Questo accordo potrebbe anche risuonare come un elogio della lentezza, due note distensive che concedano alle radici il tempo di spaccare il cemento e alle diatomee lo spazio per fare compost sul fondale marino. Una possibile colonna sonora è qui di Levante, è come se le diatomee ci stessero canticchiando il ritornello de
Lo stretto necessario: acqua e sole sono lo stretto necessario che dobbiamo difendere.
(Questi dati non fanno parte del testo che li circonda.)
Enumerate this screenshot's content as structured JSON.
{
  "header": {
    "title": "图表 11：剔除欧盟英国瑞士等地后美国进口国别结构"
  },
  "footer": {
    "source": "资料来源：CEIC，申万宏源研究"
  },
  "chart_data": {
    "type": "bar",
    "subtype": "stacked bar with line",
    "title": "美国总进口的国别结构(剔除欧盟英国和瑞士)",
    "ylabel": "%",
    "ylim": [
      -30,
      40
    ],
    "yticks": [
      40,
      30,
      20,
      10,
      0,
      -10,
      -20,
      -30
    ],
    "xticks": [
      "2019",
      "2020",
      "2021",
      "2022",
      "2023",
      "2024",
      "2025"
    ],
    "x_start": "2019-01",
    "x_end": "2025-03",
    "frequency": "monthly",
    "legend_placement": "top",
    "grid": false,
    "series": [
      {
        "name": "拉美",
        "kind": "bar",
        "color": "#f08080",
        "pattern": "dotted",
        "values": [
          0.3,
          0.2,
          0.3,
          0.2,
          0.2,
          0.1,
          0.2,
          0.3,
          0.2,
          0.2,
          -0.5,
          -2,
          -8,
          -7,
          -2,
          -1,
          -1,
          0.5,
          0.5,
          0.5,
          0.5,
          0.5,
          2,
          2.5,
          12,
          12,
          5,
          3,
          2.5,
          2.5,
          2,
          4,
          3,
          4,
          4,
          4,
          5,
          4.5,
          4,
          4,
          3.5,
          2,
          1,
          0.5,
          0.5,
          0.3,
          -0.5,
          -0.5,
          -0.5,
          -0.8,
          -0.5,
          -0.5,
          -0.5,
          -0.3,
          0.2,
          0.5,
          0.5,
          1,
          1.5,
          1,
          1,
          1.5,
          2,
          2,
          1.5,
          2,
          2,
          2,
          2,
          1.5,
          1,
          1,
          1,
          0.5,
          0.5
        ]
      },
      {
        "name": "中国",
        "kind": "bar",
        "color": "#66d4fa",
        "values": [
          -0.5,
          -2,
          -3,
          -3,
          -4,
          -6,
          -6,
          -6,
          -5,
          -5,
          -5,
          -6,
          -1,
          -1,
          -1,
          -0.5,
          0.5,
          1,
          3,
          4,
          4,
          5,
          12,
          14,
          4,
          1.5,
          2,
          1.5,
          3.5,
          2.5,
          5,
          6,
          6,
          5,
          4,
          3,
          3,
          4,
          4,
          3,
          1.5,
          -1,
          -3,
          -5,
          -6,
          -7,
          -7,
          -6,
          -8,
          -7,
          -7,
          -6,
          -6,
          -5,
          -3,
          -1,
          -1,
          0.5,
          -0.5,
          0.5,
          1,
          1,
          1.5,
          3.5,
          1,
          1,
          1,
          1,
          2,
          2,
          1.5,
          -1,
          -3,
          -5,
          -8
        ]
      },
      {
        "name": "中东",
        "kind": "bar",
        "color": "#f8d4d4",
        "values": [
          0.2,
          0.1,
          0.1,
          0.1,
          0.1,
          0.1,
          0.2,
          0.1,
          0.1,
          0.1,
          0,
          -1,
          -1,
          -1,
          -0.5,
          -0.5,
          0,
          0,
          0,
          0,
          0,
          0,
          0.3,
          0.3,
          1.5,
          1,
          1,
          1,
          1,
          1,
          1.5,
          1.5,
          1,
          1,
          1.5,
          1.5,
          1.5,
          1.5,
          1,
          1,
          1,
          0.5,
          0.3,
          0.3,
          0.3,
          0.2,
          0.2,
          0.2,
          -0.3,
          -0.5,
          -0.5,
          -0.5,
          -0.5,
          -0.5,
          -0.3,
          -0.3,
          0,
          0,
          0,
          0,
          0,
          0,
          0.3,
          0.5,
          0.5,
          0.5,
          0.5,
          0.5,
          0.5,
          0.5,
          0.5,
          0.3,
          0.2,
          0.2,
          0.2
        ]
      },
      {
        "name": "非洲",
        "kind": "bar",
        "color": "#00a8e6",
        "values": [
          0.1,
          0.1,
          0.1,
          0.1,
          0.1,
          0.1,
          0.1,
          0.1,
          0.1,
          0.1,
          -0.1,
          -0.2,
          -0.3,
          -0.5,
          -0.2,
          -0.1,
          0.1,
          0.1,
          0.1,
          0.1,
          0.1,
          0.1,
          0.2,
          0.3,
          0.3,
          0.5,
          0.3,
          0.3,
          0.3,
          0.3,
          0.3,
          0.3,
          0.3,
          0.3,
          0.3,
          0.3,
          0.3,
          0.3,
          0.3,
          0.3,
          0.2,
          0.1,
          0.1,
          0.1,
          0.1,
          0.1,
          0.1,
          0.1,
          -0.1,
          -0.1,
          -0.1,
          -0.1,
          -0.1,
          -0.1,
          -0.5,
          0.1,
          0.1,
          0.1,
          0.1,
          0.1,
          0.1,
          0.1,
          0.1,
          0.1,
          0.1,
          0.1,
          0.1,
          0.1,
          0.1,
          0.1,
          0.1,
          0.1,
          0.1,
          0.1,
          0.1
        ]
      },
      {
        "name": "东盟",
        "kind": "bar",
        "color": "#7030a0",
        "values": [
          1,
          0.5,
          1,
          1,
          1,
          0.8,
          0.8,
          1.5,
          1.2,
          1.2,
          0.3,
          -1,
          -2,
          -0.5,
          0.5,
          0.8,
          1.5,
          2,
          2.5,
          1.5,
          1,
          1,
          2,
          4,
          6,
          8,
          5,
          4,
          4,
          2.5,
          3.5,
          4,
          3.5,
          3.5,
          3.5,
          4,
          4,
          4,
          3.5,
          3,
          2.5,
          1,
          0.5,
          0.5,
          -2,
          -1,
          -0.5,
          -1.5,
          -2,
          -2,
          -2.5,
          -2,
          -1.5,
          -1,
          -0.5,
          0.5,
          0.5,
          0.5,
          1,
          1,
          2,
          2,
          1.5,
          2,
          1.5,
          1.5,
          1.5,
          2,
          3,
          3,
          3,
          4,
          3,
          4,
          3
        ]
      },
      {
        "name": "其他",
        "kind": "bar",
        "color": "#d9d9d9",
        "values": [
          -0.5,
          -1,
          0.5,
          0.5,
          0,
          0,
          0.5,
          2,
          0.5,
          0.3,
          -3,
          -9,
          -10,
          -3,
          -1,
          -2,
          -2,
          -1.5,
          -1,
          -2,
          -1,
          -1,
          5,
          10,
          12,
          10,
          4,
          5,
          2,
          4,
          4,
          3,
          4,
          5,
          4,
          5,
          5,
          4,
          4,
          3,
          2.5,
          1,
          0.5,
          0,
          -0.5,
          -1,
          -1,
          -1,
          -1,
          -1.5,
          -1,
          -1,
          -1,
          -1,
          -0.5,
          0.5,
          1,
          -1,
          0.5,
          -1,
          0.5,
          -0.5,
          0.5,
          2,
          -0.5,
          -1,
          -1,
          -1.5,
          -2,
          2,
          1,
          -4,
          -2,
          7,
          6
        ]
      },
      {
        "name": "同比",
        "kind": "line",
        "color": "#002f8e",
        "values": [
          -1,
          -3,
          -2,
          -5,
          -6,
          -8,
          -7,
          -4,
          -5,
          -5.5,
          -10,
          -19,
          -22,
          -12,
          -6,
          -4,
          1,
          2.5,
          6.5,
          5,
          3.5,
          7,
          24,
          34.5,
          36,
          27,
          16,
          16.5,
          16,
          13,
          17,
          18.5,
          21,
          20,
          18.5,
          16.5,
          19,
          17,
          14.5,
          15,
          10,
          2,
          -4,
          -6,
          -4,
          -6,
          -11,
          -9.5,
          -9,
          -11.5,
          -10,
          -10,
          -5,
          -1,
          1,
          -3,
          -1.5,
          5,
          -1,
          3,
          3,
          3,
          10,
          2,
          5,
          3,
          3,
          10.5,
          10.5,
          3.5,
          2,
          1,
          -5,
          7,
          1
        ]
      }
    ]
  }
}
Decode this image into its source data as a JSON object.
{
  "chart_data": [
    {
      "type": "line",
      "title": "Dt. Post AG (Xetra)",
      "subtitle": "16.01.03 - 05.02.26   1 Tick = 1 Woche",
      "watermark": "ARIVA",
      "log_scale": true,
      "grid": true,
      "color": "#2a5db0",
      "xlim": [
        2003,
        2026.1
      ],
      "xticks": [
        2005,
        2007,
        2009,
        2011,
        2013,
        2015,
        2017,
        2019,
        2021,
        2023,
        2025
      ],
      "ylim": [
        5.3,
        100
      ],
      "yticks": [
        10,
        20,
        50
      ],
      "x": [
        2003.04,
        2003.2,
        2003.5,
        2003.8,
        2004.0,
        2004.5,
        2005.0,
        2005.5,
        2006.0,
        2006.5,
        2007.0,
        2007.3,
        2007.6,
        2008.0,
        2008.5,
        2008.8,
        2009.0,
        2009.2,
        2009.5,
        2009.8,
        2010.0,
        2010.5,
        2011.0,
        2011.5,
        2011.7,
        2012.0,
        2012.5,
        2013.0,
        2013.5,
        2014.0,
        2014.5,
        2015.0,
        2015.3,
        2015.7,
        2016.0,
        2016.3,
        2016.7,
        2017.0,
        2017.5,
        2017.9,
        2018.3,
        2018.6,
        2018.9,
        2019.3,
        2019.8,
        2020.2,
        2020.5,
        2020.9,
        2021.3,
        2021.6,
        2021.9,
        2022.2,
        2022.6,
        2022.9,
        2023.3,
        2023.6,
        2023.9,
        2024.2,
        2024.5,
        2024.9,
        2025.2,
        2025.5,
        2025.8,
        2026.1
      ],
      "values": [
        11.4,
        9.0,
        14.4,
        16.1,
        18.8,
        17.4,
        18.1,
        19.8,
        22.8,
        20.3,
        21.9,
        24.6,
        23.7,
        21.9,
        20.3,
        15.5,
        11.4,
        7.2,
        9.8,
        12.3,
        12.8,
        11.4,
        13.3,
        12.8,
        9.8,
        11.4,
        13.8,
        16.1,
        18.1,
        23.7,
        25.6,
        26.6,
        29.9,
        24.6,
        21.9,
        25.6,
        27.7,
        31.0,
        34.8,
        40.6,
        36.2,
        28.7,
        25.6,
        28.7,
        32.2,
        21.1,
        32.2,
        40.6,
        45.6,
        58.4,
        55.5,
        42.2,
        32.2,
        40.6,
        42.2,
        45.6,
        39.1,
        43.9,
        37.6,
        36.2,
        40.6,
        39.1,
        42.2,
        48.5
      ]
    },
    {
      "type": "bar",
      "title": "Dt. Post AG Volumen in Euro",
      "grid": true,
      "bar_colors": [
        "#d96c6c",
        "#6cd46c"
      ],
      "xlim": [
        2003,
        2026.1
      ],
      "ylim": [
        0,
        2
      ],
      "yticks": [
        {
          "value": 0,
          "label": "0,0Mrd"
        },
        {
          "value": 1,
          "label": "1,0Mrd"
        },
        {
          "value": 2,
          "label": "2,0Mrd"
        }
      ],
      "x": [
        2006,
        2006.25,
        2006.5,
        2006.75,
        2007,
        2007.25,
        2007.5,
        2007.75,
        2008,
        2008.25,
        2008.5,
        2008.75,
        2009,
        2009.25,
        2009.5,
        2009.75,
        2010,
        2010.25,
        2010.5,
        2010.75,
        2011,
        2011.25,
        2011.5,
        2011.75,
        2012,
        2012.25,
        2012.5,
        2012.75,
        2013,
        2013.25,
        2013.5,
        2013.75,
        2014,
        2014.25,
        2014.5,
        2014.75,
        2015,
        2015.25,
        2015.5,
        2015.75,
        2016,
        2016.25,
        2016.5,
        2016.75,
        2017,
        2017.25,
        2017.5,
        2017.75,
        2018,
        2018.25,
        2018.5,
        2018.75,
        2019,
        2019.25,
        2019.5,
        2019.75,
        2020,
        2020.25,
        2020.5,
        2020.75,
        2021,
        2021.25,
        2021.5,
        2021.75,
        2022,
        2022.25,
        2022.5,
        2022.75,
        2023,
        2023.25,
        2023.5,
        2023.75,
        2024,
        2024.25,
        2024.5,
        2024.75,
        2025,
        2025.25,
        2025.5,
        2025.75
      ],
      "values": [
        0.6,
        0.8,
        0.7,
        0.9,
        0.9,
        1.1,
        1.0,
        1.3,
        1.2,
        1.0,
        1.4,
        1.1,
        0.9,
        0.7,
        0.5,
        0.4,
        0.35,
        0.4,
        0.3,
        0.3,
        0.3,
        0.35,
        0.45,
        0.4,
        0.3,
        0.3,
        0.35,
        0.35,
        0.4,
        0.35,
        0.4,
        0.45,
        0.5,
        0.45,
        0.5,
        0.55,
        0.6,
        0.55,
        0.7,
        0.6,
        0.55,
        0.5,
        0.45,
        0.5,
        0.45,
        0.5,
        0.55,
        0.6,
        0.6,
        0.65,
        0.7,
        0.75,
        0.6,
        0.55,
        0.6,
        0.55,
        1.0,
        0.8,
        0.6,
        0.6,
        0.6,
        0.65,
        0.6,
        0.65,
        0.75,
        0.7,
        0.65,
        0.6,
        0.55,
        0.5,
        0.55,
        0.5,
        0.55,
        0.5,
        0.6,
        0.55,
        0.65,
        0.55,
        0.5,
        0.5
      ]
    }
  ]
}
Non ci serve alcun ponte, la ricchezza sta tutta qui oggi, qui dove sembra che il mare finisce e il suolo comincia, qui dove irrompe la frontiera transpecie e transgenere della vita fatta di una materia tanto umida quanto collosa, tanto fluida quanto viscosa. Lì sulla riva, dopo aver migrato di notte, si depositano milioni di diatomee che, placide, si uniscono ai funghi per secernere un biofilm capace di funzionare al contempo come compost per le piante alofile, cibo per uccelli e cemento per le fasce costiere. In mezzo ma ai margini, i litorali sono ecosistemi-approdi organico-inorganici dove la differenza non funziona come principio gerarchizzante-inferiorizzante e la giustizia riproduttiva multispecie fluisce senza bisogno di essere spiegata. E forse noi non sapremo mai se le diatomee hanno deciso in una o più assemblee, insieme a funghi e virus, di mettersi così pazientemente e alacremente a rigenerare mo(n)di di esistenza, o se si sono semplicemente accorte insieme che redistribuzione e cooperazione facevan bene non solo a loro stesse, ma al bene comune. Forse non sapremo neppure come fanno le diatomee ad accordarsi con le correnti marine per eseguire la fotosintesi di giorno e terraformare di notte, per stoccare carbonio e nutrire le balene, perché scelgono di riprodursi di meno a vantaggio della riproduzione di altre specie…eppure sappiamo che avviene. E tanto mi basta per desiderare di prender parte a un tale favoloso processo simpoietico,
una parte contro il ponte e dalla parte delle parentele.